Breaking down negative stereotypes of cheerleading, a group of university students from Belfast are highlighting why the activity should be considered a genuine sport.
Their story was broadcast on UTV Live in December 2014.
Kerry Moore and Callum Phillipson, both 20, are part of a cheerleading group and say they have personally experienced the emotional and physical benefits of the discipline.
‘In just a year, I feel like I’ve completely transformed my life,’ says Kerry.
‘It was something I could never have imagined.
‘But we do occasionally get quite sexist comments walking about in our uniforms and sometimes aren’t treated with the respect we deserve.’
Callum adds: ‘I did view it as a silly activity for girls, who threw around pompoms and made a lot of noise; but now, I see it as a really difficult and strenuous sport.’

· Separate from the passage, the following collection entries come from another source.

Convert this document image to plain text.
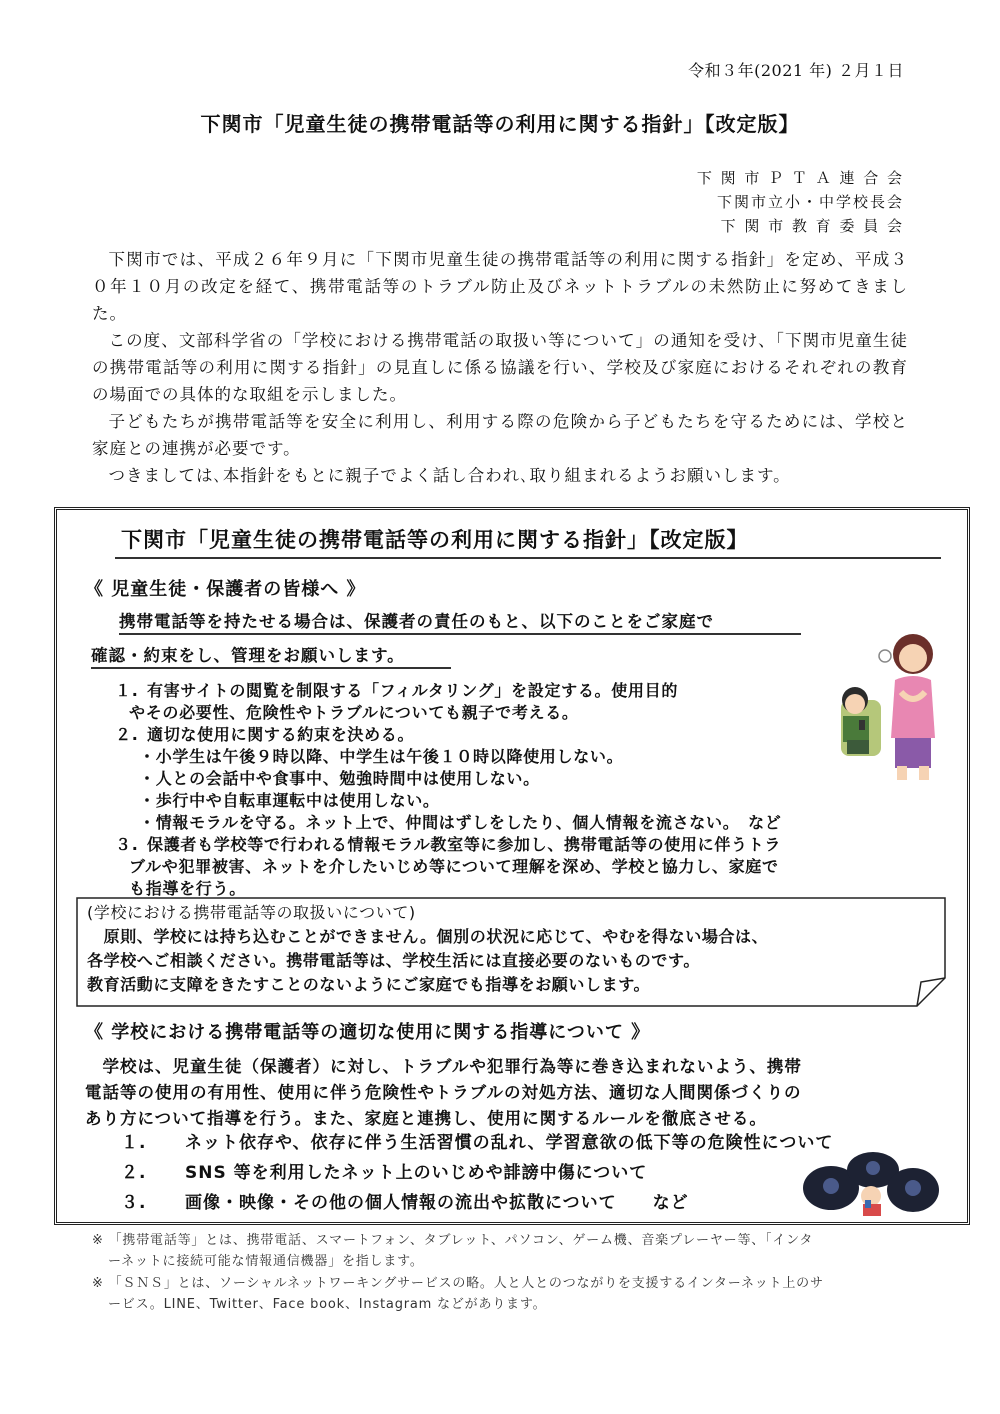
令和３年(2021 年) ２月１日
下関市「児童生徒の携帯電話等の利用に関する指針」【改定版】
下 関 市 Ｐ Ｔ Ａ 連 合 会
下関市立小・中学校長会
下 関 市 教 育 委 員 会

下関市では、平成２６年９月に「下関市児童生徒の携帯電話等の利用に関する指針」を定め、平成３０年１０月の改定を経て、携帯電話等のトラブル防止及びネットトラブルの未然防止に努めてきました。

この度、文部科学省の「学校における携帯電話の取扱い等について」の通知を受け、「下関市児童生徒の携帯電話等の利用に関する指針」の見直しに係る協議を行い、学校及び家庭におけるそれぞれの教育の場面での具体的な取組を示しました。

子どもたちが携帯電話等を安全に利用し、利用する際の危険から子どもたちを守るためには、学校と家庭との連携が必要です。

つきましては､本指針をもとに親子でよく話し合われ､取り組まれるようお願いします。

下関市「児童生徒の携帯電話等の利用に関する指針」【改定版】
《 児童生徒・保護者の皆様へ 》
携帯電話等を持たせる場合は、保護者の責任のもと、以下のことをご家庭で
確認・約束をし、管理をお願いします。
１. 有害サイトの閲覧を制限する「フィルタリング」を設定する。使用目的
やその必要性、危険性やトラブルについても親子で考える。
２. 適切な使用に関する約束を決める。
・小学生は午後９時以降、中学生は午後１０時以降使用しない。
・人との会話中や食事中、勉強時間中は使用しない。
・歩行中や自転車運転中は使用しない。
・情報モラルを守る。ネット上で、仲間はずしをしたり、個人情報を流さない。　など
３. 保護者も学校等で行われる情報モラル教室等に参加し、携帯電話等の使用に伴うトラ
ブルや犯罪被害、ネットを介したいじめ等について理解を深め、学校と協力し、家庭で
も指導を行う。
(学校における携帯電話等の取扱いについて)
　原則、学校には持ち込むことができません。個別の状況に応じて、やむを得ない場合は、
各学校へご相談ください。携帯電話等は、学校生活には直接必要のないものです。
教育活動に支障をきたすことのないようにご家庭でも指導をお願いします。
《 学校における携帯電話等の適切な使用に関する指導について 》
　学校は、児童生徒（保護者）に対し、トラブルや犯罪行為等に巻き込まれないよう、携帯
電話等の使用の有用性、使用に伴う危険性やトラブルの対処方法、適切な人間関係づくりの
あり方について指導を行う。また、家庭と連携し、使用に関するルールを徹底させる。
１. ネット依存や、依存に伴う生活習慣の乱れ、学習意欲の低下等の危険性について
２. SNS 等を利用したネット上のいじめや誹謗中傷について
３. 画像・映像・その他の個人情報の流出や拡散について　　など
※ 「携帯電話等」とは、携帯電話、スマートフォン、タブレット、パソコン、ゲーム機、音楽プレーヤー等、「インタ
ーネットに接続可能な情報通信機器」を指します。
※ 「ＳＮＳ」とは、ソーシャルネットワーキングサービスの略。人と人とのつながりを支援するインターネット上のサ
ービス。LINE、Twitter、Face book、Instagram などがあります。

With Fixers, the group have helped create a film to challenge the misconception that cheerleaders aren't dedicated sportspeople.
Watch their film 'To Encourage and Inspire Through Cheer' below.
Kerry, Callum and other members of the Queens University Belfast cheerleading team, demonstrate some of the moves and training required in the TV piece.
Team Captain, Caitriona Keenan, features in the broadcast, explaining how demanding the activity can be.
‘We come in, we condition, do core work, cardio and train really hard,’ says Caitriona.
‘People go to the gym to lift weights. These young people are lifting each other. How can you say that’s not a sport?’
In addition to improved fitness, Kerry says cheerleading has helped her overcome challenges in her life and now wants others to give it a go.
‘A year ago I would never have seen myself doing this,’ she explains.
‘For me, cheerleading was about overcoming my anxieties and I’m so proud of myself. It’s not easy to take yourself out of your comfort zone, but sometimes it’s necessary.
‘Once you’re out there, you’ll feel all the more better for it. You don’t know until you try and you might end up surprising yourself.’